Onderwijs

Vergelijk de onderwijsgegevens van Nederland, Verenigde Staten en Nigeria.
Onderwijs
Nederland
Verenigde Staten
Nigeria
Aantal basisscholen
± 7000
± 110.000
± 2000
% jongens dat basisonderwijs volgt
100%
95,4%
60,1%
% meisjes dat basisonderwijs volgt
100%
95,61%
54,8%
verhouding jongens meisjes op de basisschool*
1,00
1,00
0,91
verhouding jongens meisjes in de voortgezet onderwijs*
0,99
1,01
0,88
verhouding jongens meisjes in de voortgezet onderwijs*
1,12
1,41
0,71
* Bij 1,0 zijn er evenveel jongens als meisjes. Bij een getal onder de 1,0 zijn er meer jongens dan meisjes.
Bij een getal boven 1,0 zijn er meer meisjes dan jongens die dat type onderwijs volgen.

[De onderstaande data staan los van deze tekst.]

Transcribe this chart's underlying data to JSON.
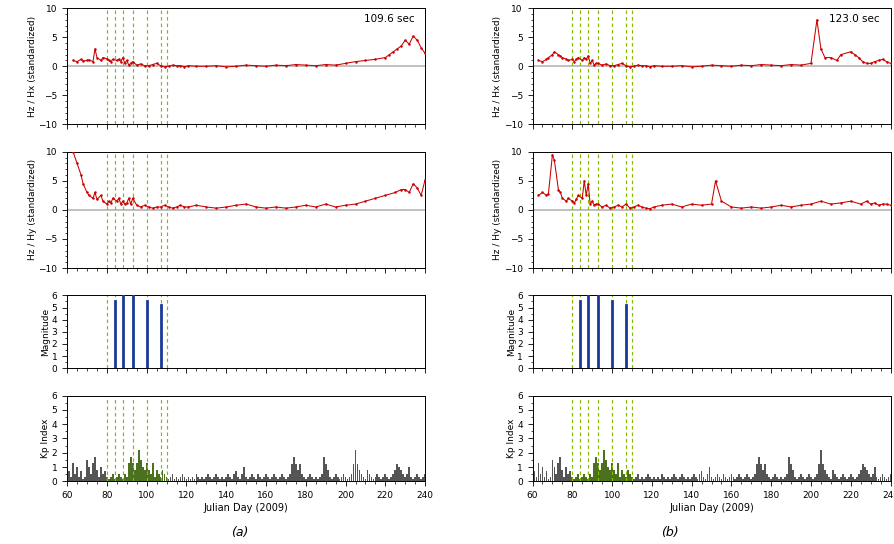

In Nederland (16,7 miljoen inwoners) is er één basisschool op ongeveer 2400 inwoners.
In de Verenigde Staten (315 miljoen inwoners) is er één basisschool op ongeveer 2800 inwoners.
In Nigeria (158 miljoen inwoners) is er één basisschool op ongeveer 79.000 inwoners. Nigeria heeft dus een groot tekort aan schoolgebouwen. Daarnaast zijn de klassen er overvol en is er een groot tekort aan leermiddelen.

Nederland en de Verenigde Staten kennen het leerrecht: kinderen (tot 18 jaar) kunnen naar school.
Nigeria heeft dat niet en veel kinderen gaan niet naar de basisschool, ook al is het onderwijs gratis. Van de kinderen die wel basisonderwijs volgen, stopt de helft na de laatste klas en gaat niet naar het voortgezet onderwijs.
 
Opdracht 1.
Kun je een reden bedenken waarom er in Nigeria minder meisjes dan jongens naar school gaan, anders dan in Nederland en de Verenigde Staten?

 

Opdracht 2.
In Nederland zijn de afstanden tussen thuis en school niet zo groot. 95% van alle leerlingen in het basisonderwijs woont minder dan 5 kilometer van school en kan lopend of met de fiets naar school. De afstanden naar de scholen voor voortgezet onderwijs zijn groter, maar komen zelden boven de 15 kilometer uit. De meeste leerlingen fietsen van huis naar school.

In de Verenigde Staten is de bebouwingsdichtheid (= het gemiddeld aantal gebouwen per oppervlakte-eenheid) veel geringer dan op het Nederlandse platteland. Van de ene naar de andere boerderij moet je soms kilometers rijden. De afstanden van thuis naar school zijn ook veel groter dan in Nederland. Leerlingen kunnen er niet te voet of met de fiets naar school. Zij gaan vaak met de (school)bus.

Hoe anders is het op het Nigeriaanse platteland. Nigeria kent geen fijnmazig netwerk van bussen. Veel leerlingen lopen en een enkeling gaat met de fiets naar school (meer dan twee uur heen en weer twee uur terug is geen uitzondering). Maar voor de meeste kinderen en jongeren zijn de afstanden vaak te groot om te kunnen lopen of te fietsen en de meeste ouders kunnen geen brommer of auto betalen. Ook om die reden gaan veel kinderen niet naar school.

 

Tien procent van alle kinderen in de wereld die niet naar school gaan, woont in Nigeria. Bijna 11 miljoen Nigeriaanse kinderen volgen geen onderwijs. En als ze wel naar school gaan, krijgen ze maar al te vaak geen goed onderwijs. Er zijn te weinig leerkrachten en veel leerkrachten werken liever niet op het platteland.
In sommige grote steden als Lagos of Ibadan zijn er 16 leerlingen per docent. In dorpen als Patigi en Kaiama in dezelfde provincie zijn er 200 leerlingen per docent.
Unicef heeft uitgerekend dat als je voor heel Nigeria 40 leerlingen per docent zou willen hebben er nog 200.000 leraren in het basisonderwijs nodig zijn.

Met name op het platteland zijn veel docenten niet bevoegd. Ze staan voor de klas, maar spreken bijvoorbeeld geen Engels, de officiële taal waarin ze geacht worden les te geven. En als je als leerling geluk hebt en een goede juf of meester hebt, ben je er nog niet. De salarissen zijn zo laag, dat veel leraren bij moeten klussen en daardoor vallen veel lessen uit.

Geef drie redenen waarom veel jongeren van 15 jaar in Nigeria niet naar school gaan.